Tuesday, June 28, 2011

Sea Change by Aimee Friedman

First published in 2009 by Point, an imprint of Scholastic Inc

Many are drawn to Selkie Island. Few know why. When Miranda Merchant goes there with her mother for the summer, she is sixteen, level-headed and interested in science and everything that can be logically explained. Stepping off the ferry, she is greeted with secrets, legend and lore. What is it about her history that makes her feel such a connection to the island, and, more importantly, to mysterious local boy Leo?
I wanted to read this book because of the mermaid factor. Was not really into reading another YA paranormal romance, but this did have a nice freshness to it, and I’ve certainly read worse. Sea Change was exactly what I expected: a cute, easy read with a love story imbued with an evocative summery charm.
Certain things bugged me: for instance, Miranda isn’t even on Selkie Island for two weeks (as far as I can tell), and yet she is so completely sure Leo is ‘the one’ after, um, four days, and prepared to give up her internship and education to stay with him. I don’t care how consuming the love is, that isn’t a good message to be sending to bright, capable teenage girls. Also, the conflict between Miranda and her Mum felt forced and put upon, with much over-reacting by both of them. I could see where it had its place in the story but I remained unconvinced.

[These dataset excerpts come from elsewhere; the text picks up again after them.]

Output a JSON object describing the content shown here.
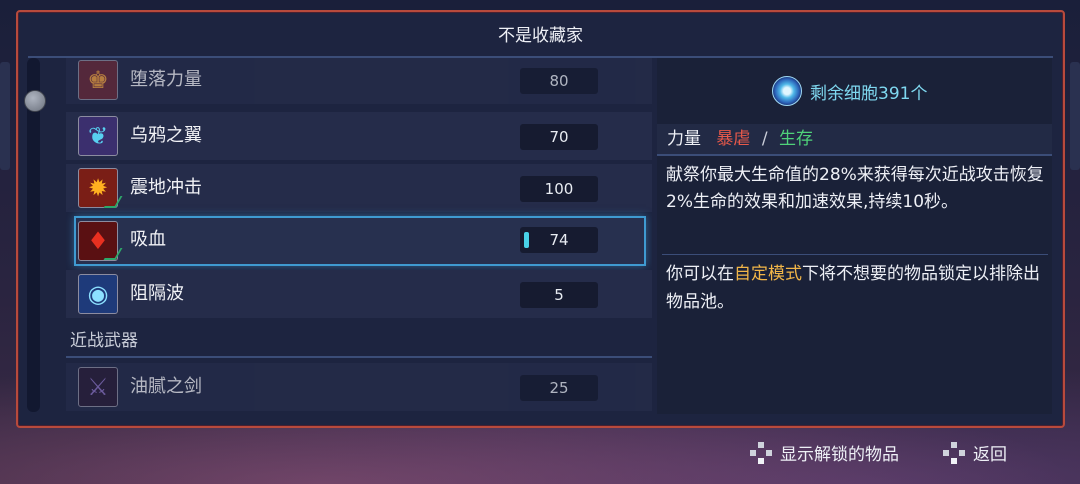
{
  "window": {
    "title": "不是收藏家"
  },
  "list": {
    "items": [
      {
        "name": "堕落力量",
        "cost": "80",
        "icon": "fallen-power-icon",
        "color": "#6a2a3a",
        "glyph": "♚"
      },
      {
        "name": "乌鸦之翼",
        "cost": "70",
        "icon": "raven-wing-icon",
        "color": "#3b2f6e",
        "glyph": "❦"
      },
      {
        "name": "震地冲击",
        "cost": "100",
        "icon": "ground-shock-icon",
        "color": "#7a1e16",
        "glyph": "✹"
      },
      {
        "name": "吸血",
        "cost": "74",
        "icon": "blood-drop-icon",
        "color": "#5a1012",
        "glyph": "♦"
      },
      {
        "name": "阻隔波",
        "cost": "5",
        "icon": "barrier-wave-icon",
        "color": "#1e3a7a",
        "glyph": "◉"
      }
    ],
    "section": {
      "label": "近战武器"
    },
    "section_items": [
      {
        "name": "油腻之剑",
        "cost": "25",
        "icon": "greasy-sword-icon",
        "color": "#2a1e3a",
        "glyph": "⚔"
      }
    ]
  },
  "detail": {
    "cells_label": "剩余细胞391个",
    "stat_force": "力量",
    "stat_brutality": "暴虐",
    "stat_sep": "/",
    "stat_survival": "生存",
    "description": "献祭你最大生命值的28%来获得每次近战攻击恢复2%生命的效果和加速效果,持续10秒。",
    "note_prefix": "你可以在",
    "note_highlight": "自定模式",
    "note_suffix": "下将不想要的物品锁定以排除出物品池。"
  },
  "footer": {
    "show_unlocked": "显示解锁的物品",
    "back": "返回"
  }
}
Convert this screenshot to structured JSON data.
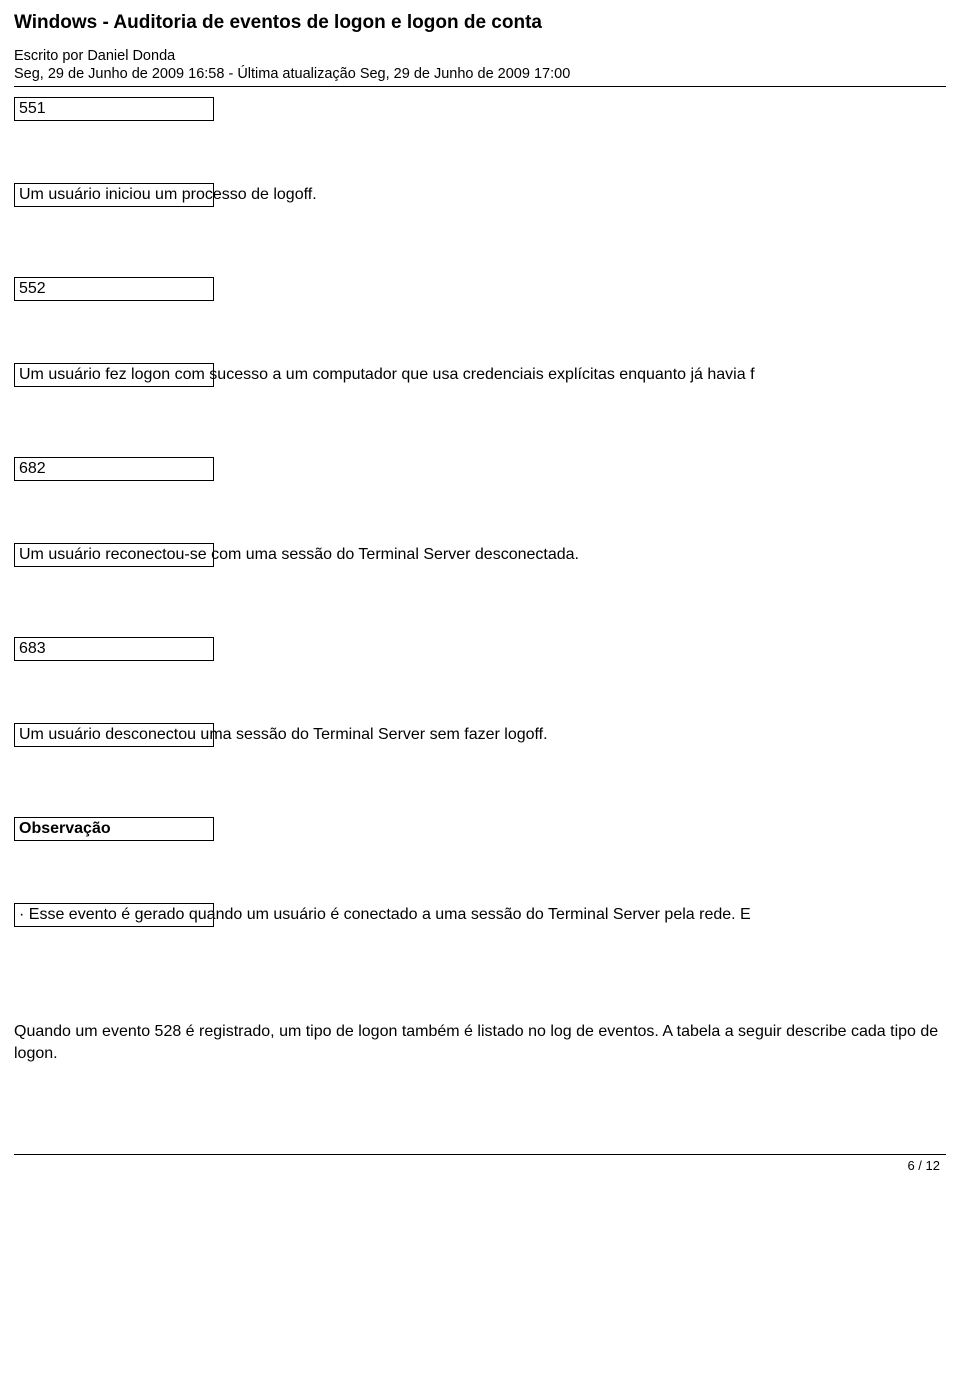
{
  "header": {
    "title": "Windows - Auditoria de eventos de logon e logon de conta",
    "author_line": "Escrito por Daniel Donda",
    "date_line": "Seg, 29 de Junho de 2009 16:58 - Última atualização Seg, 29 de Junho de 2009 17:00"
  },
  "rows": [
    {
      "id": "551",
      "text": "Um usuário iniciou um processo de logoff."
    },
    {
      "id": "552",
      "text": "Um usuário fez logon com sucesso a um computador que usa credenciais explícitas enquanto já havia f"
    },
    {
      "id": "682",
      "text": "Um usuário reconectou-se com uma sessão do Terminal Server desconectada."
    },
    {
      "id": "683",
      "text": "Um usuário desconectou uma sessão do Terminal Server sem fazer logoff."
    },
    {
      "id": "Observação",
      "bold": true,
      "text": "· Esse evento é gerado quando um usuário é conectado a uma sessão do Terminal Server pela rede. E"
    }
  ],
  "paragraph": "Quando um evento 528 é registrado, um tipo de logon também é listado no log de eventos. A tabela a seguir describe cada tipo de logon.",
  "footer": {
    "page": "6 / 12"
  }
}
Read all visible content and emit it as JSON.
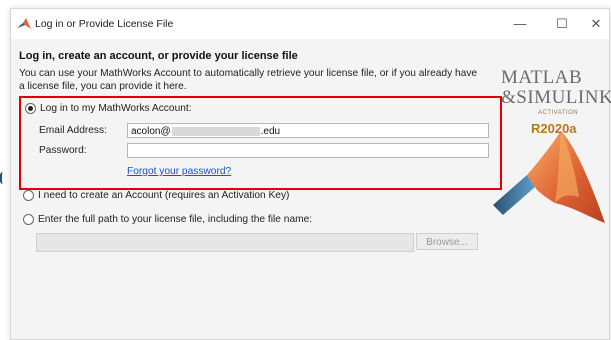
{
  "window": {
    "title": "Log in or Provide License File",
    "controls": {
      "minimize": "—",
      "maximize": "☐",
      "close": "✕"
    }
  },
  "header": {
    "title": "Log in, create an account, or provide your license file"
  },
  "description": "You can use your MathWorks Account to automatically retrieve your license file, or if you already have a license file, you can provide it here.",
  "options": {
    "login": {
      "label": "Log in to my MathWorks Account:",
      "selected": true,
      "email_label": "Email Address:",
      "email_value": "acolon@",
      "email_suffix": ".edu",
      "password_label": "Password:",
      "password_value": "",
      "forgot_link": "Forgot your password?"
    },
    "create_account": {
      "label": "I need to create an Account (requires an Activation Key)",
      "selected": false
    },
    "license_file": {
      "label": "Enter the full path to your license file, including the file name:",
      "selected": false,
      "path_value": "",
      "browse_label": "Browse..."
    }
  },
  "branding": {
    "matlab": "MATLAB",
    "simulink": "&SIMULINK",
    "activation": "ACTIVATION",
    "release": "R2020a"
  },
  "colors": {
    "highlight_box": "#e00000",
    "link": "#1a4fd6",
    "matlab_orange": "#e16737"
  }
}
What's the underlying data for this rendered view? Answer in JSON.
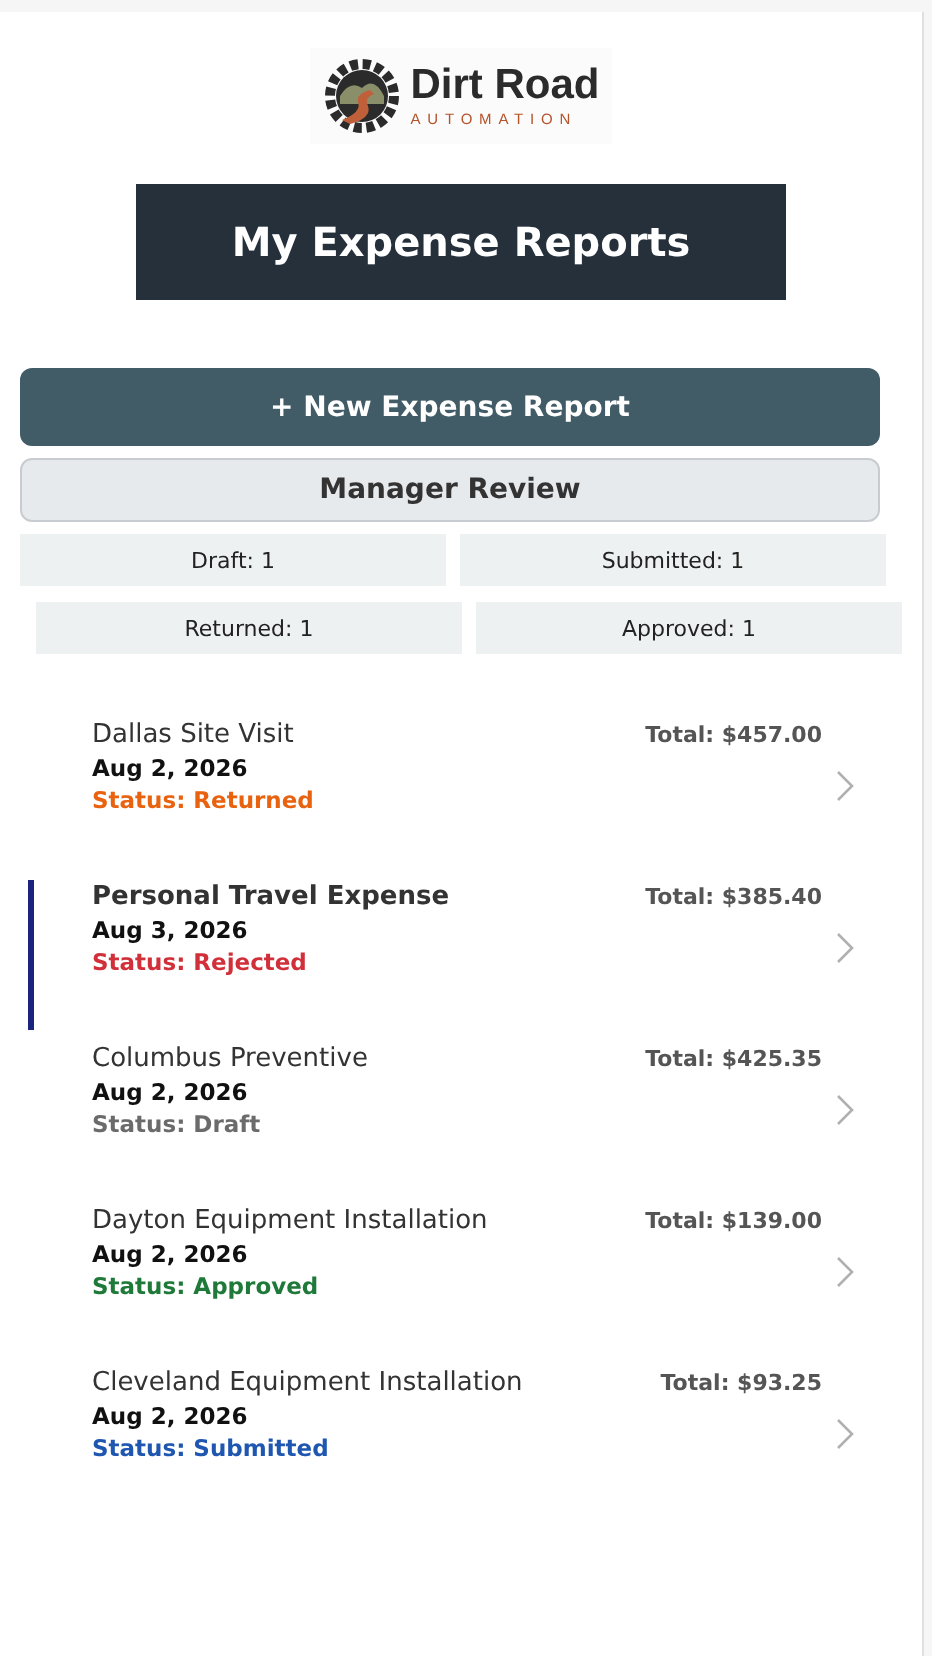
{
  "logo": {
    "name": "Dirt Road",
    "tagline": "AUTOMATION"
  },
  "title": "My Expense Reports",
  "new_button": "+ New Expense Report",
  "review_button": "Manager Review",
  "counts": [
    [
      "Draft: 1",
      "Submitted: 1"
    ],
    [
      "Returned: 1",
      "Approved: 1"
    ]
  ],
  "reports": [
    {
      "name": "Dallas Site Visit",
      "date": "Aug 2, 2026",
      "status": "Status: Returned",
      "color": "#e8620f",
      "total": "Total: $457.00",
      "selected": false
    },
    {
      "name": "Personal Travel Expense",
      "date": "Aug 3, 2026",
      "status": "Status: Rejected",
      "color": "#d1303a",
      "total": "Total: $385.40",
      "selected": true
    },
    {
      "name": "Columbus Preventive",
      "date": "Aug 2, 2026",
      "status": "Status: Draft",
      "color": "#6b6b6b",
      "total": "Total: $425.35",
      "selected": false
    },
    {
      "name": "Dayton Equipment Installation",
      "date": "Aug 2, 2026",
      "status": "Status: Approved",
      "color": "#1f7a3a",
      "total": "Total: $139.00",
      "selected": false
    },
    {
      "name": "Cleveland Equipment Installation",
      "date": "Aug 2, 2026",
      "status": "Status: Submitted",
      "color": "#1f56b0",
      "total": "Total: $93.25",
      "selected": false
    }
  ]
}
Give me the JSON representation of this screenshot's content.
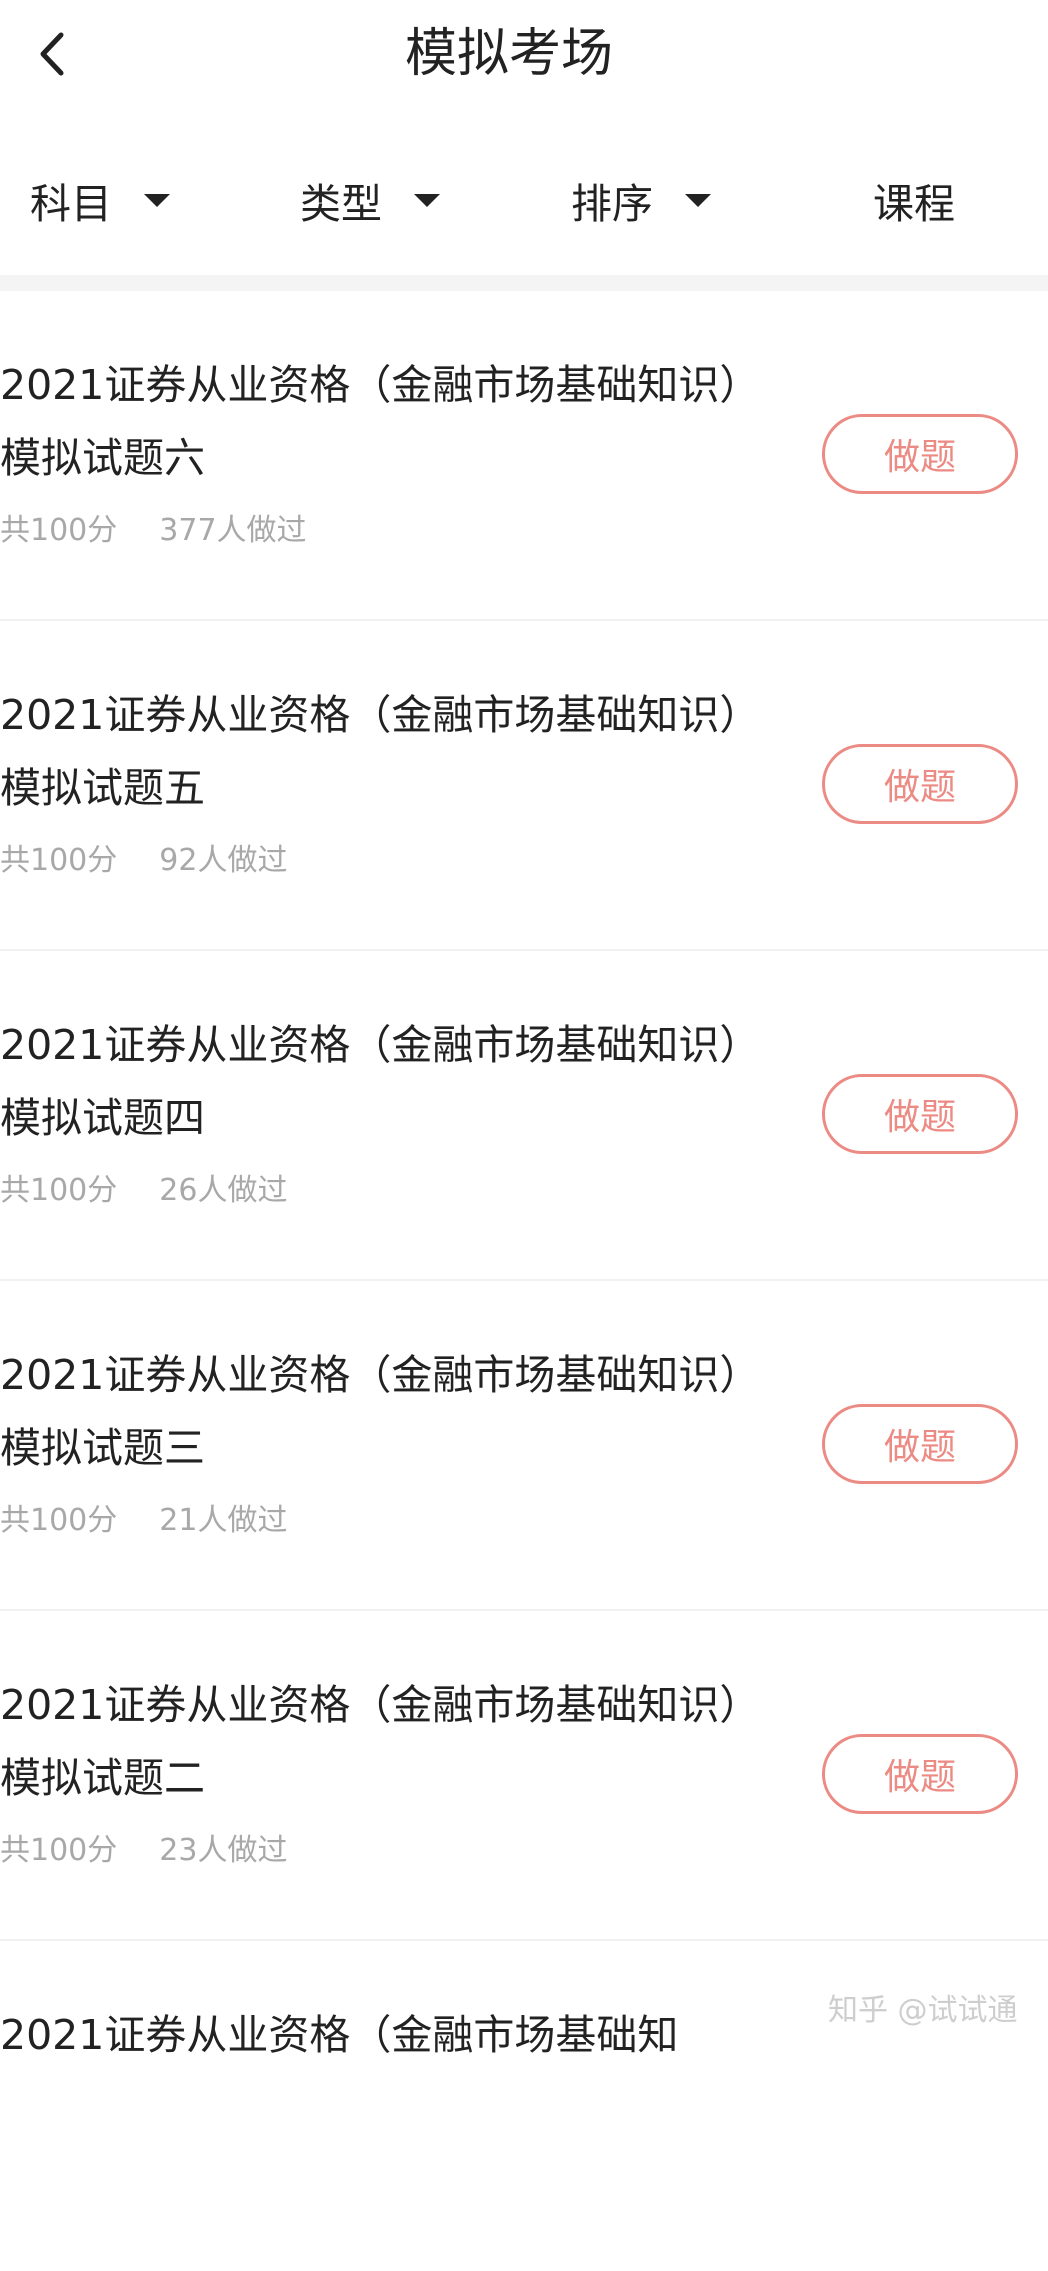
{
  "header": {
    "title": "模拟考场"
  },
  "filters": [
    {
      "label": "科目",
      "has_caret": true
    },
    {
      "label": "类型",
      "has_caret": true
    },
    {
      "label": "排序",
      "has_caret": true
    },
    {
      "label": "课程",
      "has_caret": false
    }
  ],
  "exams": [
    {
      "title": "2021证券从业资格（金融市场基础知识）模拟试题六",
      "score": "共100分",
      "takers": "377人做过",
      "button": "做题"
    },
    {
      "title": "2021证券从业资格（金融市场基础知识）模拟试题五",
      "score": "共100分",
      "takers": "92人做过",
      "button": "做题"
    },
    {
      "title": "2021证券从业资格（金融市场基础知识）模拟试题四",
      "score": "共100分",
      "takers": "26人做过",
      "button": "做题"
    },
    {
      "title": "2021证券从业资格（金融市场基础知识）模拟试题三",
      "score": "共100分",
      "takers": "21人做过",
      "button": "做题"
    },
    {
      "title": "2021证券从业资格（金融市场基础知识）模拟试题二",
      "score": "共100分",
      "takers": "23人做过",
      "button": "做题"
    },
    {
      "title": "2021证券从业资格（金融市场基础知",
      "score": "",
      "takers": "",
      "button": ""
    }
  ],
  "watermark": "知乎 @试试通",
  "colors": {
    "accent": "#ec8a84",
    "text": "#222222",
    "muted": "#a8a8a8",
    "band": "#f4f4f4"
  },
  "icons": {
    "back": "chevron-left-icon",
    "filter_caret": "caret-down-icon"
  }
}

I also disliked Miranda’s make-over scene – after reading so many in other books I just can’t stomach them and I also don’t like the idea that teenage girls need to be physically made over by someone else to remind them that they are beautiful. All this makes me sound like a total hater, but for the most part I did enjoy this book and found it inoffensive.
The setting of Selkie Island is rather gorgeous and wonderful, and suits the tone of the love story between Miranda and Leo. I actually enjoyed all the periphery characters as well (Cee Cee, T.J, Mr Illingworth etc). I think Friedman uses them well – they do just enough to remain interesting and not become caricatures or flat. Leo was cute, but I wasn’t really into his relationship with Miranda, but I guess it hit all the marks for YA paranormal romance.
And lastly: there isn’t actually that much mermaid action in this book. It is more hints and mystery and speculation. But I think Sea Change is about a lot of things and Friedman mostly employs them well, so it was an enjoyable read nevertheless.